Non ci sono gli usuali allestimenti pantagruelici dell'opera, ma non ne sentiremo la mancanza durante lo spettacolo. Forse per eccesso di sentimentalismo, apprezziamo sorridendo gli uccellini del cortile che rispondono con il proprio canto alla musica dell'orchestra. E la luce del tramonto e della notte che si modulano sostenendo l'evolversi della trama.
L'orchestra è sullo stesso livello del pubblico, siamo a pochi metri di distanza, vediamo bene le mani e gli occhi dei musicisti, è un privilegio. Quando la musica inizia, sembra che un gigante si sia sollevato dalla terra accanto a noi pubblico, per raccoglierci nel palmo della sua mano e portarci attraverso il vento, con il cuore che palpita. Ma è una falsa partenza. Puccini in persona (l'attore Yuri D'Agostino) entra in scena e si fa narratore, mediatore e commentatore di questa versione dell'opera, ridotta alle parti essenziali del dramma centrale: una donna innamorata, sfruttata per piacere e abbandonata per cinismo.
Pinkerton è l'uomo americano, che persegue solo il proprio piacere, superficiale, irresponsabile, e che vuole solo divertirsi in Giappone prima di sposare una vera Americana. Madama Butterfly è la geisha, che lo ama, crede alle sue parole, spera nel suo amore.

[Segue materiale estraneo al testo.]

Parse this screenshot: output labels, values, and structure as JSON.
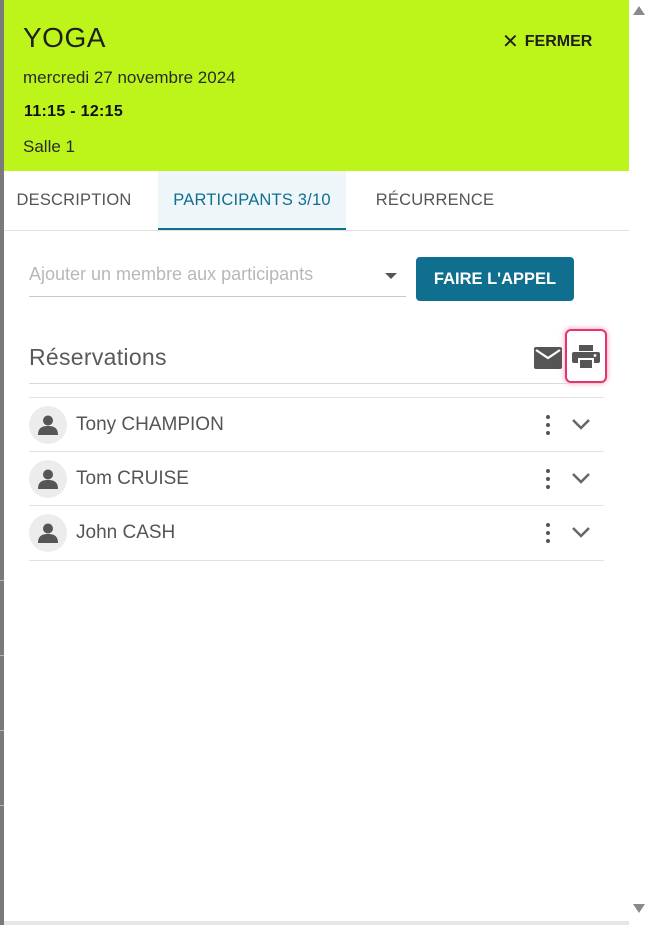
{
  "header": {
    "title": "YOGA",
    "date": "mercredi 27 novembre 2024",
    "time": "11:15 - 12:15",
    "room": "Salle 1",
    "close_label": "FERMER",
    "background_color": "#bdf51b"
  },
  "tabs": [
    {
      "label": "DESCRIPTION",
      "active": false
    },
    {
      "label": "PARTICIPANTS 3/10",
      "active": true
    },
    {
      "label": "RÉCURRENCE",
      "active": false
    }
  ],
  "add_member": {
    "placeholder": "Ajouter un membre aux participants"
  },
  "call_button": {
    "label": "FAIRE L'APPEL",
    "color": "#106f8e"
  },
  "reservations": {
    "title": "Réservations",
    "icons": [
      "mail-icon",
      "print-icon"
    ],
    "highlight_color": "#e8336a",
    "participants": [
      {
        "name": "Tony CHAMPION"
      },
      {
        "name": "Tom CRUISE"
      },
      {
        "name": "John CASH"
      }
    ]
  }
}
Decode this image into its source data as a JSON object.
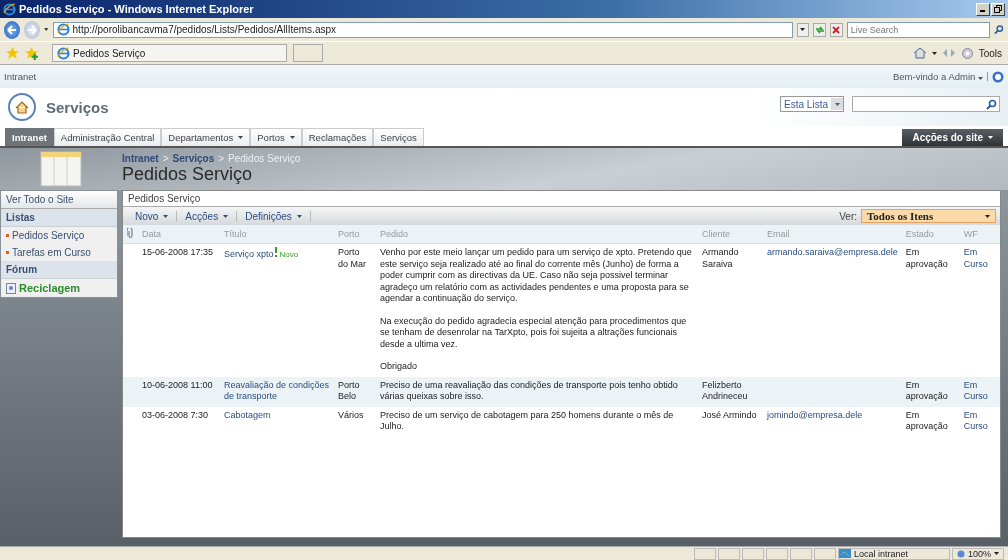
{
  "window": {
    "title": "Pedidos Serviço - Windows Internet Explorer"
  },
  "address_bar": {
    "url": "http://porolibancavma7/pedidos/Lists/Pedidos/AllItems.aspx"
  },
  "browser_search": {
    "placeholder": "Live Search"
  },
  "browser_tab": {
    "label": "Pedidos Serviço"
  },
  "command_bar": {
    "tools": "Tools"
  },
  "top_bar": {
    "site": "Intranet",
    "welcome": "Bem-vindo a Admin"
  },
  "header": {
    "site_title": "Serviços",
    "search_scope": "Esta Lista"
  },
  "nav_tabs": [
    {
      "label": "Intranet",
      "selected": true,
      "has_menu": false
    },
    {
      "label": "Administração Central",
      "selected": false,
      "has_menu": false
    },
    {
      "label": "Departamentos",
      "selected": false,
      "has_menu": true
    },
    {
      "label": "Portos",
      "selected": false,
      "has_menu": true
    },
    {
      "label": "Reclamações",
      "selected": false,
      "has_menu": false
    },
    {
      "label": "Serviços",
      "selected": false,
      "has_menu": false
    }
  ],
  "site_actions": "Acções do site",
  "breadcrumb": {
    "separator": ">",
    "items": [
      "Intranet",
      "Serviços",
      "Pedidos Serviço"
    ]
  },
  "page_title": "Pedidos Serviço",
  "sidebar": {
    "view_all": "Ver Todo o Site",
    "sections": [
      {
        "title": "Listas",
        "items": [
          {
            "label": "Pedidos Serviço",
            "kind": "list"
          },
          {
            "label": "Tarefas em Curso",
            "kind": "list"
          }
        ]
      },
      {
        "title": "Fórum",
        "items": [
          {
            "label": "Reciclagem",
            "kind": "discussion"
          }
        ]
      }
    ]
  },
  "list": {
    "caption": "Pedidos Serviço",
    "menus": [
      "Novo",
      "Acções",
      "Definições"
    ],
    "view_label": "Ver:",
    "view": "Todos os Itens",
    "columns": [
      "Data",
      "Título",
      "Porto",
      "Pedido",
      "Cliente",
      "Email",
      "Estado",
      "WF"
    ],
    "rows": [
      {
        "data": "15-06-2008 17:35",
        "titulo": "Serviço xpto",
        "badge": "Novo",
        "porto": "Porto do Mar",
        "pedido": [
          "Venho por este meio lançar um pedido para um serviço de xpto. Pretendo que este serviço seja realizado até ao final do corrente mês (Junho) de forma a poder cumprir com as directivas da UE. Caso não seja possivel terminar agradeço um relatório com as actividades pendentes e uma proposta para se agendar a continuação do serviço.",
          "Na execução do pedido agradecia especial atenção para procedimentos que se tenham de desenrolar na TarXpto, pois foi sujeita a altrações funcionais desde a ultima vez.",
          "Obrigado"
        ],
        "cliente": "Armando Saraiva",
        "email": "armando.saraiva@empresa.dele",
        "estado": "Em aprovação",
        "wf": "Em Curso"
      },
      {
        "data": "10-06-2008 11:00",
        "titulo": "Reavaliação de condições de transporte",
        "porto": "Porto Belo",
        "pedido": [
          "Preciso de uma reavaliação das condições de transporte pois tenho obtido várias queixas sobre isso."
        ],
        "cliente": "Felizberto Andrineceu",
        "estado": "Em aprovação",
        "wf": "Em Curso"
      },
      {
        "data": "03-06-2008 7:30",
        "titulo": "Cabotagem",
        "porto": "Vários",
        "pedido": [
          "Preciso de um serviço de cabotagem para 250 homens durante o mês de Julho."
        ],
        "cliente": "José Armindo",
        "email": "jomindo@empresa.dele",
        "estado": "Em aprovação",
        "wf": "Em Curso"
      }
    ]
  },
  "status_bar": {
    "zone": "Local intranet",
    "zoom": "100%"
  }
}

Per lei Puccini compone il tema delicato dai toni soprano più alti, per elevarla al biancore lunare che lei invoca, alla speranza bianca, di quella nave bianca che ella attende per essere portata in America.
Amore guida e scendono drappi rossi sulla scena, vele che si gonfiano di passione e che si riversano sulle teste come struggenti, dolcissime, spade di Damocle.

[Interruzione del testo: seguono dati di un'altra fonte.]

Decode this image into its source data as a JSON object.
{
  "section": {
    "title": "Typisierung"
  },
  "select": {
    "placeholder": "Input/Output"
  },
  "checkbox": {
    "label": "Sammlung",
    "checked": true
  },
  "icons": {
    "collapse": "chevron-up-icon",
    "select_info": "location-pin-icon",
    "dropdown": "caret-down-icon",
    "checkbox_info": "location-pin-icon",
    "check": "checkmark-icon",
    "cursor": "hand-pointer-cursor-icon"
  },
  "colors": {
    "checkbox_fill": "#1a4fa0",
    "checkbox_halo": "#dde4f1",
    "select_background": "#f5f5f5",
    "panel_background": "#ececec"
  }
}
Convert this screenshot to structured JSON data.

Al richiamo d'amore Butterfly non può dire di no, obbedisce, qualunque cosa costi, perché Butterfly non sa bluffare, come fa invece lui, Pinkerton. "Quale uomo non vorrebbe essere amato dalle mie donne?" dice Puccini in scena. Eppure qualcuno c'è. Pinkerton dice "Vieni", nel duetto, e pensa solo a portarla a letto e lei gli risponde, tutta l'orchestra è con lei, ma risponde: vogliatemi bene, un bene piccolino, quale a me si conviene. In fondo al suo cuore lei lo sa che cosa meriterebbe e sa che invece dall'altra parte dell'oceano le farfalle vengono inchiodate in collezioni, per puro piacere, ma fa finta di non saperlo, non ci vuole pensare, ubriacata dalle parole di lui. La storia entra nel vivo, e il vento, in armonioso accordo, sbuffa un alito più forte. I drappi pendenti si agitano colpiti dalle luci di scena blu e rosse, spiriti, anime vibranti, stendardi d'amore.
Peccato per gli inciampi nel vestito della soprano che interpreta la Butterfly: sembra ostacolata nelle innumerevoli risalite dalla posizione in ginocchio e purtroppo per delle frazioni di secondo ci preoccupiamo più per la cantante che per la geisha.

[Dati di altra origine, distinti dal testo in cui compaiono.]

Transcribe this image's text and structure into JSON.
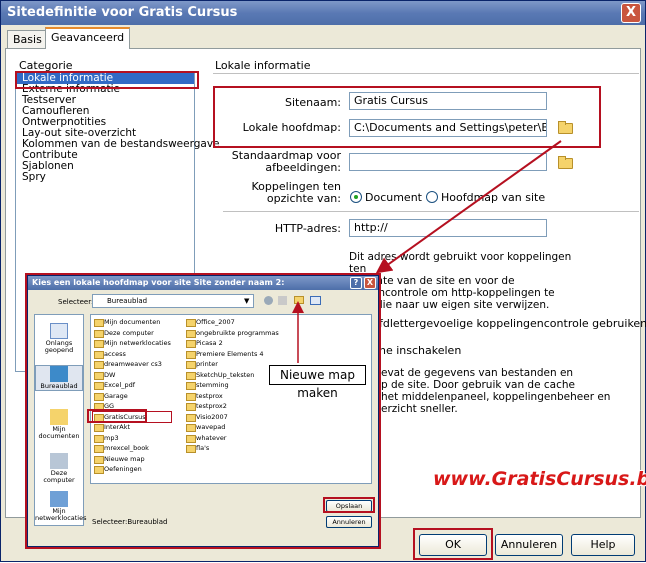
{
  "window": {
    "title": "Sitedefinitie voor Gratis Cursus",
    "close_label": "X"
  },
  "tabs": [
    {
      "label": "Basis",
      "active": false
    },
    {
      "label": "Geavanceerd",
      "active": true
    }
  ],
  "categories": {
    "title": "Categorie",
    "items": [
      "Lokale informatie",
      "Externe informatie",
      "Testserver",
      "Camoufleren",
      "Ontwerpnotities",
      "Lay-out site-overzicht",
      "Kolommen van de bestandsweergave",
      "Contribute",
      "Sjablonen",
      "Spry"
    ],
    "selected_index": 0
  },
  "section": {
    "title": "Lokale informatie",
    "site_name_label": "Sitenaam:",
    "site_name_value": "Gratis Cursus",
    "root_folder_label": "Lokale hoofdmap:",
    "root_folder_value": "C:\\Documents and Settings\\peter\\Bureau",
    "images_folder_label_1": "Standaardmap voor",
    "images_folder_label_2": "afbeeldingen:",
    "images_folder_value": "",
    "links_label_1": "Koppelingen ten",
    "links_label_2": "opzichte van:",
    "links_options": [
      "Document",
      "Hoofdmap van site"
    ],
    "links_selected": 0,
    "http_label": "HTTP-adres:",
    "http_value": "http://",
    "help_lines": [
      "Dit adres wordt gebruikt voor koppelingen ten",
      "opzichte van de site en voor de",
      "gingencontrole om http-koppelingen te",
      "eren die naar uw eigen site verwijzen."
    ],
    "case_text": "fdlettergevoelige koppelingencontrole gebruiken",
    "cache_text": "he inschakelen",
    "cache_help_lines": [
      "evat de gegevens van bestanden en",
      "p de site.  Door gebruik van de cache",
      "het middelenpaneel, koppelingenbeheer en",
      "erzicht sneller."
    ]
  },
  "buttons": {
    "ok": "OK",
    "cancel": "Annuleren",
    "help": "Help"
  },
  "dialog": {
    "title": "Kies een lokale hoofdmap voor site Site zonder naam 2:",
    "help_btn": "?",
    "close_btn": "X",
    "look_in_label": "Selecteer:",
    "look_in_value": "Bureaublad",
    "places": [
      "Onlangs geopend",
      "Bureaublad",
      "Mijn documenten",
      "Deze computer",
      "Mijn netwerklocaties"
    ],
    "files_col1": [
      "Mijn documenten",
      "Deze computer",
      "Mijn netwerklocaties",
      "access",
      "dreamweaver cs3",
      "DW",
      "Excel_pdf",
      "Garage",
      "GG",
      "GratisCursus",
      "InterAkt",
      "mp3",
      "mrexcel_book",
      "Nieuwe map",
      "Oefeningen"
    ],
    "files_col2": [
      "Office_2007",
      "ongebruikte programmas",
      "Picasa 2",
      "Premiere Elements 4",
      "printer",
      "SketchUp_teksten",
      "stemming",
      "testprox",
      "testprox2",
      "Visio2007",
      "wavepad",
      "whatever",
      "fla's"
    ],
    "selection_label": "Selecteer:Bureaublad",
    "open_btn": "Opslaan",
    "cancel_btn": "Annuleren"
  },
  "callout": "Nieuwe map maken",
  "watermark": "www.GratisCursus.be",
  "colors": {
    "highlight": "#b51020",
    "title_bar": "#5a79b4",
    "selection": "#316ac5"
  }
}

Per la seconda ora di spettacolo, sul palco sorgono quattro grandi pannelli pittorici con immagini di geishe: giallo, blu, rosso, bianco, sono elementi minimalistici ma il Giappone è lì, sotto i nostri occhi.
Pinkerton, ottenuto il divertimento che voleva, ha abbandonato Madama Butterfly, che invece ancora ci crede alle bugie che le sono state sussurrate all'orecchio. È buio denso ora, scendiamo nei toni più cupi, le tele penzolano come brandelli di vele di navi fantasma. Come è fantasma quella nave bianca di Pinkerton che non torna mai.
Il momento più sublime di tutta l'opera è il famoso coro a bocca chiusa, l'ultima speranza di un'anima tormentata che vuole ancora credere alla luce. Ma come Puccini aveva una soprano in ogni teatro, Pinkerton una moglie americana c'è l ha già adesso, non c'è spazio per Butterfly e lei dovrà eroicamente, dignitosamente, dolorosamente, prenderne atto.
Lo spettacolo, con alternanza di parti recitate e cantate, ha anche un intento divulgativo, esplicativo, un po' populistico ma ben congegnato e fruibile, per niente scolastico. Anzi, Puccini in scena non è pedante né didascalico, è viscerale, parteggia, offende, sostiene i personaggi che lui stesso ha inventato. Si parla alla pancia del pubblico, alle vibrazioni emotive più che intellettuali e il risultato è efficace. Tutto sommato non è una lezione di musica ma uno spettacolo per il pubblico. Forse risulta un po' troppo svelato l'ammiccamento finale, diretto, al pubblico: "bisogna avere cura dell'amore delle donne perché è la cosa più importante che abbiamo".
Petali di fiori e luce rossa calano sul finale, che si chiude d'un colpo, con la fine di Butterfly: quando si smette di amare, finisce tutto.